The output is not 1:1 with your input, but what worries me, and leads to assumption that device side might be wrong, is byte representation of string, at least its beginning: [75,16,0,33,e5,8f,b7,e4,b8,bb,e6,9c,ba,e5,86,b7,e5,86,bb,e9,98,80,e6,8e,a7,e5,88,b6,e6,a8,a1,e5,bc,8f]. Header 0x75, 0x16 is same, then 0x00 which indicate encoding (utf8) and 0x33 which stands for 3 in UTF-8. What goes after that is of the track.

Other devices/objects in your dump look fine. It doesn't seem to be library issue, especially that text encoding declared by device is UTF-8.
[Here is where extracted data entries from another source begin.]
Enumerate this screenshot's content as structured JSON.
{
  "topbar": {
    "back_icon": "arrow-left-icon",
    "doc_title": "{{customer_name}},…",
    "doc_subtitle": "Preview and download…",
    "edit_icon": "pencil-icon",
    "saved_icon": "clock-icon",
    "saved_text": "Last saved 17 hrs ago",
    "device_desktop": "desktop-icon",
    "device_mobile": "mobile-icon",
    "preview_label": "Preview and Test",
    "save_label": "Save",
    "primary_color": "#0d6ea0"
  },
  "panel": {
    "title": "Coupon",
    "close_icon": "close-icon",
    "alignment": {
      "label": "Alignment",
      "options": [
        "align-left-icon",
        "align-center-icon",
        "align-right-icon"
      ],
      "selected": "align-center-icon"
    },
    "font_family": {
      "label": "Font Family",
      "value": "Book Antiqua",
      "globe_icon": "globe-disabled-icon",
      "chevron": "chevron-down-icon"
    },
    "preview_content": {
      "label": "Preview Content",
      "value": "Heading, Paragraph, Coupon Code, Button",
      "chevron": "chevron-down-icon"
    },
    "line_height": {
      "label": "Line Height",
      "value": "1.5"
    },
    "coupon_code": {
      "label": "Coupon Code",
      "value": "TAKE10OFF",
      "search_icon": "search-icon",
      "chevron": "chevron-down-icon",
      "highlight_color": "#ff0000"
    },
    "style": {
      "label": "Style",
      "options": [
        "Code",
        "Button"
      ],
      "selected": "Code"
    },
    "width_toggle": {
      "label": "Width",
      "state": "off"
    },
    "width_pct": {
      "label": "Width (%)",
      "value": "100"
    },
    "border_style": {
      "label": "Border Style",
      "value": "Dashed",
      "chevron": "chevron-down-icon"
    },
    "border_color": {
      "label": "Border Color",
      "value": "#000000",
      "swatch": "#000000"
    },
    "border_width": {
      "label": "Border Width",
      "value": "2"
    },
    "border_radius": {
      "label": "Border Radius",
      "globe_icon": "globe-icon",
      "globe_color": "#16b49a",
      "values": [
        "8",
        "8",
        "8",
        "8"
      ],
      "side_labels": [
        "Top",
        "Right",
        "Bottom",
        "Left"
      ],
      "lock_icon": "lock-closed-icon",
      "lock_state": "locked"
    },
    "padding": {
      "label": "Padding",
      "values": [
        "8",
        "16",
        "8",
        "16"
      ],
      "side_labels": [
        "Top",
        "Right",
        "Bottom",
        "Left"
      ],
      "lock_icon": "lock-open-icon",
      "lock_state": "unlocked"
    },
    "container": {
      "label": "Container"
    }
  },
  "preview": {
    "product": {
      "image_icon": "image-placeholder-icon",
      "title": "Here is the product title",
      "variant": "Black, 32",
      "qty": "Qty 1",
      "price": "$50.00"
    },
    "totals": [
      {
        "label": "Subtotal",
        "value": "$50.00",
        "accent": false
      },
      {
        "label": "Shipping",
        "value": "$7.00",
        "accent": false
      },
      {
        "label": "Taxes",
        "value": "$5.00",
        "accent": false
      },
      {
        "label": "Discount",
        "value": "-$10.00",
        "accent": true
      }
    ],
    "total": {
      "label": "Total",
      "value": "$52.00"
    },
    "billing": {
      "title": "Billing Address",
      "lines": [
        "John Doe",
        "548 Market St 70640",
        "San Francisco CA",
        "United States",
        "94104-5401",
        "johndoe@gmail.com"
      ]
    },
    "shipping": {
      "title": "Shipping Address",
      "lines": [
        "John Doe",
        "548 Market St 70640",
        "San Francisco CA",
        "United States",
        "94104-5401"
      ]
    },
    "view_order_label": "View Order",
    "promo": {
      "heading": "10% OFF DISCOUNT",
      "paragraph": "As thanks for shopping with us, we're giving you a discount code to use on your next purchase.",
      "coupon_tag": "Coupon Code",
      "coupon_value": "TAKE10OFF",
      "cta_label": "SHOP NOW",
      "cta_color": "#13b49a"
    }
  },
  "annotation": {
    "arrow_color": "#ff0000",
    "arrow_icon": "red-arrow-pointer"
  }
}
splatch avatar Apr 17 '24 21:04 splatch

Yes, the coding on the device side is not UTF-8. I don't know why wireshare is displayed as UTF-8. This is the message that I set up the device side to use UTF-8.

image

       CharacterString str = new CharacterString(CharacterString.Encodings.ANSI_X3_4, "3号主机冷冻阀控制模式");
        ByteQueue bq = new ByteQueue();
        bq.push(new byte[] {0x75, 0x20}); // header
        str.writeImpl(bq);
        System.out.println(new CharacterString(bq)); // prints 3号主机冷冻阀控制模式

and when i change the 0x16 the length value type 0x20

It is correct to print the text

qaqRose avatar Apr 23 '24 01:04 qaqRose

utf-8

utf8_bacnet.zip

qaqRose avatar Apr 23 '24 01:04 qaqRose